Viviane band das sorgsam verschnürte Schwert ab und reichte es ihm sehr langsam.
Ehrfürchtig prüfte er, ob er wirklich zwei ineinandersteckende Schwertscheiden aus Leder in Händen hielt. Er zog ein wenig an der äußeren, unscheinbaren, schob einen Finger in den Spalt, der sich nun auftat, und lugte hinein. Die innere Hülle war tatsächlich aus wesentlich besserem Leder, wie er bereits vermutet hatte, und sicherlich auch hübsch verziert. Usheen nickte zufrieden und vergewisserte sich mit einem raschen Blick zu Viviane hin, ob sie ihre Meinung noch nicht geändert hatte. Dann zog er ganz vorsichtig am Griff, und das Schwert glitt wie von selbst aus der inneren Scheide. Trotzdem hielt er nach dem ersten Stück inne. Er wusste, dass er es nicht weiter herausziehen durfte, denn das galt als Bedrohung eines Kriegers und er wollte Viviane keinesfalls zu einer Gegenhandlung nötigen.
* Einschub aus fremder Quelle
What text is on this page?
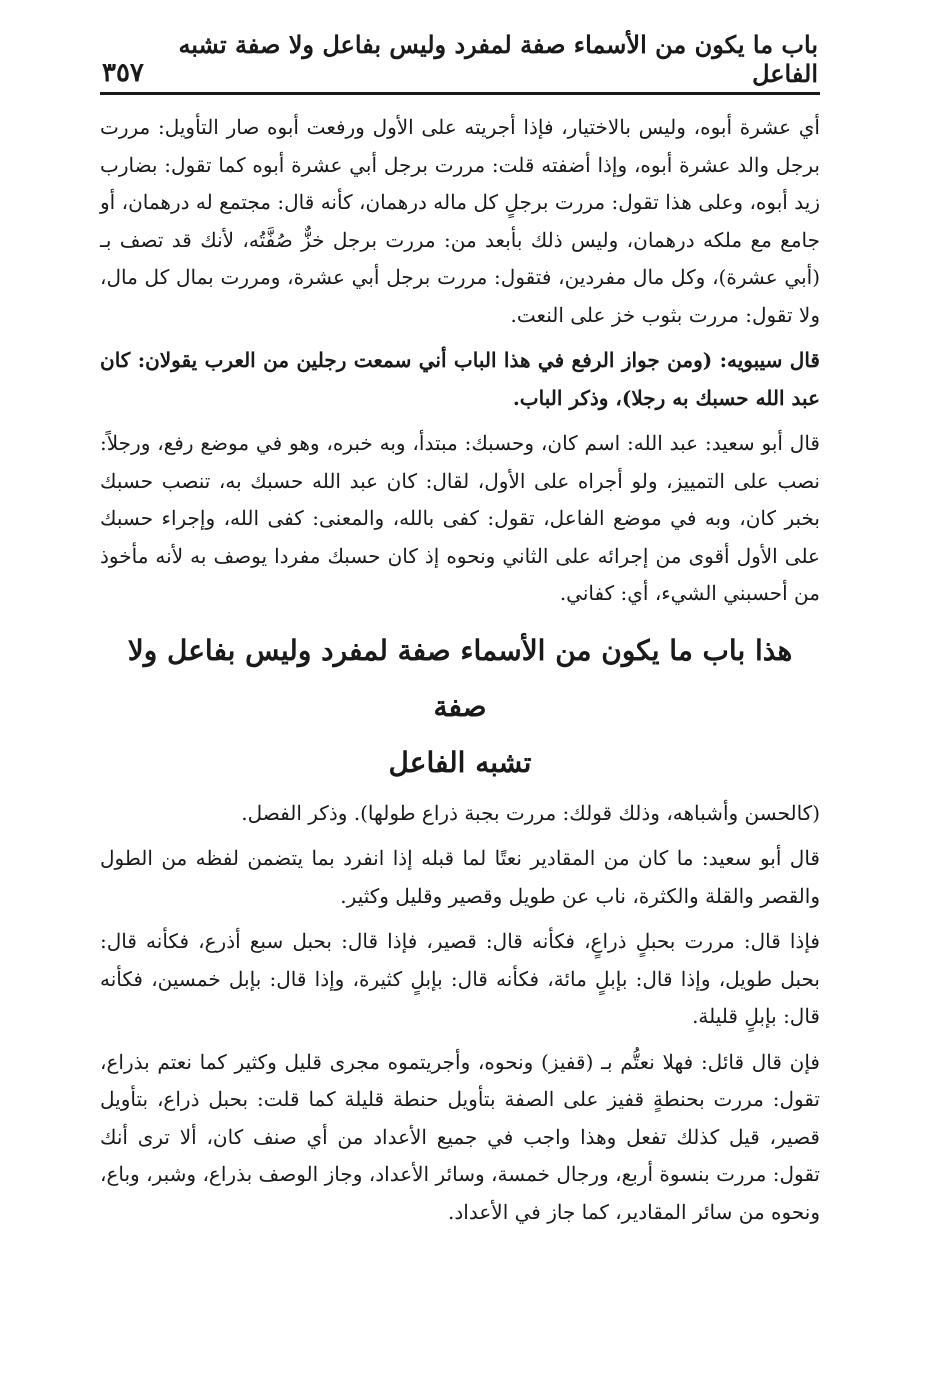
باب ما يكون من الأسماء صفة لمفرد وليس بفاعل ولا صفة تشبه الفاعل
٣٥٧

أي عشرة أبوه، وليس بالاختيار، فإذا أجريته على الأول ورفعت أبوه صار التأويل: مررت برجل والد عشرة أبوه، وإذا أضفته قلت: مررت برجل أبي عشرة أبوه كما تقول: بضارب زيد أبوه، وعلى هذا تقول: مررت برجلٍ كل ماله درهمان، كأنه قال: مجتمع له درهمان، أو جامع مع ملكه درهمان، وليس ذلك بأبعد من: مررت برجل خزٌّ صُفَّتُه، لأنك قد تصف بـ (أبي عشرة)، وكل مال مفردين، فتقول: مررت برجل أبي عشرة، ومررت بمال كل مال، ولا تقول: مررت بثوب خز على النعت.

قال سيبويه: (ومن جواز الرفع في هذا الباب أني سمعت رجلين من العرب يقولان: كان عبد الله حسبك به رجلا)، وذكر الباب.

قال أبو سعيد: عبد الله: اسم كان، وحسبك: مبتدأ، وبه خبره، وهو في موضع رفع، ورجلاً: نصب على التمييز، ولو أجراه على الأول، لقال: كان عبد الله حسبك به، تنصب حسبك بخبر كان، وبه في موضع الفاعل، تقول: كفى بالله، والمعنى: كفى الله، وإجراء حسبك على الأول أقوى من إجرائه على الثاني ونحوه إذ كان حسبك مفردا يوصف به لأنه مأخوذ من أحسبني الشيء، أي: كفاني.

هذا باب ما يكون من الأسماء صفة لمفرد وليس بفاعل ولا صفة
تشبه الفاعل

(كالحسن وأشباهه، وذلك قولك: مررت بجبة ذراع طولها). وذكر الفصل.

قال أبو سعيد: ما كان من المقادير نعتًا لما قبله إذا انفرد بما يتضمن لفظه من الطول والقصر والقلة والكثرة، ناب عن طويل وقصير وقليل وكثير.

فإذا قال: مررت بحبلٍ ذراعٍ، فكأنه قال: قصير، فإذا قال: بحبل سبع أذرع، فكأنه قال: بحبل طويل، وإذا قال: بإبلٍ مائة، فكأنه قال: بإبلٍ كثيرة، وإذا قال: بإبل خمسين، فكأنه قال: بإبلٍ قليلة.

فإن قال قائل: فهلا نعتُّم بـ (قفيز) ونحوه، وأجريتموه مجرى قليل وكثير كما نعتم بذراع، تقول: مررت بحنطةٍ قفيز على الصفة بتأويل حنطة قليلة كما قلت: بحبل ذراع، بتأويل قصير، قيل كذلك تفعل وهذا واجب في جميع الأعداد من أي صنف كان، ألا ترى أنك تقول: مررت بنسوة أربع، ورجال خمسة، وسائر الأعداد، وجاز الوصف بذراع، وشبر، وباع، ونحوه من سائر المقادير، كما جاز في الأعداد.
Im Gegenteil, er wollte sich des großen Vertrauens, das sie ihm hier offensichtlich entgegenbrachte, würdig erweisen. Das, was er entblößt hatte, reichte völlig, um seine Vermutung zu bestätigen: Zwei Drachen wanden sich um den Baum des Lebens, und es schien fast so, als ob sie Feuer spieen – just in dem Moment, da Sonnenstrahlen das Eisen trafen.
Geblendet riss Loranthus die Hände hoch, doch Usheen flüsterte gebannt: „Ich habe schon viel von diesen Schwertern gehört: Himmelseisen, geschmiedet von kundiger Hand. Es ist einfach wunderbar.“ Er strahlte zu Viviane hinauf. „Noch nie wurde mir eine so große Ehre zuteil wie heute durch dich. Danke, Viviane. Und Danke, dass ich dein Drachenschwert mit eigenen Augen sehen, mit eigenen Händen berühren durfte.“
Behutsam ließ er die Klinge wieder in die Scheide gleiten und es sah fast so aus, als würde er dabei einem Gesang lauschen, den nicht viele hören durften. Ehrerbietig ging er vor Viviane auf ein Knie und reichte das Schwert mit gesenktem Kopf zurück.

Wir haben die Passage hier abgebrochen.